Ebla gibi bazı şehirler Naram-Sin of Agade tarafından fethedilir. İstikrarsızlaştırmadan yararlanıyor olması muhtemel, ancak bu fetih yaklaşık yarım asır öncesinden geldiğinden, bunun en azından kısmi bir nedeni de olabilir.
 

 

Zagros Dağları'nda yaşayan olası Hint-Avrupa kabileleri olan 'kuzeyden gelen barbarların' ilk olarak Gutlulardan bahsedildiği gibi sorunlara yol açması tesadüf olmaktan öte bir şey gibi görünüyor.

Aynı dönemde, Luvi halkları biçimindeki Hint-Avrupa kabileleri güney Anadolu'ya yerleşmekte ve bu gruplardan birinin daha güneydeki keşifleri araştırmaktan sorumlu olmasını muhtemel kılıyor.

Yaz aylarında üçüncü hanedanlığının gelişmesi sırasında Suriye devletleri güney ile dostane ilişkiler sürdürmekteydi.

Ancak, Ur'un yıkılmasından sonra, Suriye arkeolojik kayıtları, bilinmeyen nedenlerden dolayı Suriye'nin kuzeyindeki yerleşim yerlerinin sayısında ve boyutlarında bir azalma olduğunu gösteriyor.
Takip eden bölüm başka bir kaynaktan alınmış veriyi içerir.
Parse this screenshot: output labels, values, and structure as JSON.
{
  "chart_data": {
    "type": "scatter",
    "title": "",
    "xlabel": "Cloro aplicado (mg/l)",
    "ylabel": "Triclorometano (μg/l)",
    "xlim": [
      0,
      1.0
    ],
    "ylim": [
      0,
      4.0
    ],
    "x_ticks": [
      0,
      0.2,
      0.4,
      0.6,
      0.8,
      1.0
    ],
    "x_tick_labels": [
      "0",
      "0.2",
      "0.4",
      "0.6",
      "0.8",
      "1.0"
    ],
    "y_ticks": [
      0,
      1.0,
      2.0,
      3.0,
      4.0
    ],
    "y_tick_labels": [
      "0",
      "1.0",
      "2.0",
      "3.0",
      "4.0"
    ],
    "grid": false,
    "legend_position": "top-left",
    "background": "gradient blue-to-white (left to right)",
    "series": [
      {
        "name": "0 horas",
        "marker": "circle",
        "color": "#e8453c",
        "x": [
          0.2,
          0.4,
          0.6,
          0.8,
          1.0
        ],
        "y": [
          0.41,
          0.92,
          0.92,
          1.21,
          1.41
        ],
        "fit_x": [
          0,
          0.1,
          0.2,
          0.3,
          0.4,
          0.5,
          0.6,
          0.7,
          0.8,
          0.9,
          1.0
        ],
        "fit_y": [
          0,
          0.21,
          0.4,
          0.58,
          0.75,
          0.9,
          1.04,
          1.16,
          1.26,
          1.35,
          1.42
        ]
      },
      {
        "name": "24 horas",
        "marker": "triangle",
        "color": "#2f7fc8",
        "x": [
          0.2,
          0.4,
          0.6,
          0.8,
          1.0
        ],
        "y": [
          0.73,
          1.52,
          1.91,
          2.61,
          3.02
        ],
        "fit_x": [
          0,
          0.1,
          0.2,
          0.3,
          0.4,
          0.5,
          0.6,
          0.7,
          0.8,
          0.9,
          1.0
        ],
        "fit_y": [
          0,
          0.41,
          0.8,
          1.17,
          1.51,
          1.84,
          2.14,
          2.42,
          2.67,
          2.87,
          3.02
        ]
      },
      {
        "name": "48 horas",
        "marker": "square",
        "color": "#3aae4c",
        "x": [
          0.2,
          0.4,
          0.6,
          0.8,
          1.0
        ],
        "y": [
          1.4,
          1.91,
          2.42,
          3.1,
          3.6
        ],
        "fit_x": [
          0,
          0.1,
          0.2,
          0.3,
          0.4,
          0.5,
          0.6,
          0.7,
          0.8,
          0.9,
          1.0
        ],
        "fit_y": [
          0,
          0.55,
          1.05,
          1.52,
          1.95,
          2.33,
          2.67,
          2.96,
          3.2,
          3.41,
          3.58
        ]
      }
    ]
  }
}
Suriye ile ilgili belgeler, Mari'deki arşivlerin başlamasından yaklaşık iki yüzyıl önce bir boşluk yaşıyor.
 

 

Sadece güneydeki ticaret yollarını kontrol eden şehirlerin ayakta kalmayı başarmasıyla bölgenin ekonomik bir gerileme yaşaması mümkün.

Bunlar arasında Ebla, Tuttul ve Urshu ve Akdeniz kenti Gebal'dan gelen haberciler de yer alıyor. Ne askeri ne de siyasi açıdan Suriye kentinin hakim olduğuna dair bir işaret yok.

Önemli olarak, bu zamana kadar bölgede, Ur'un düşüşüne büyük katkıda bulunan yarı göçebe bir halk olan güçlü bir bilgi kirliliği var.

Suriye tamamen toparlandı ve eski Suriye'nin uzak kuzeyindeki Yadiya ve batı merkezindeki Katna da dahil olmak üzere yeni küçük devletler veya tamamen kentleşmiş şehirler dalgası belirginleşti.

Birlikte, hükümdarları bilgilendirilmelerinin ne kadar hayati olduğunu gösteren diplomatik yazışmaların büyük saray arşivlerini tutan bir krallık sistemi oluşturuyorlar.


Devam edecek…

 

 

*Bu makalede yer alan fikirler yazara aittir ve Independent Türkçe'nin editöryal politikasını yansıtmayabilir.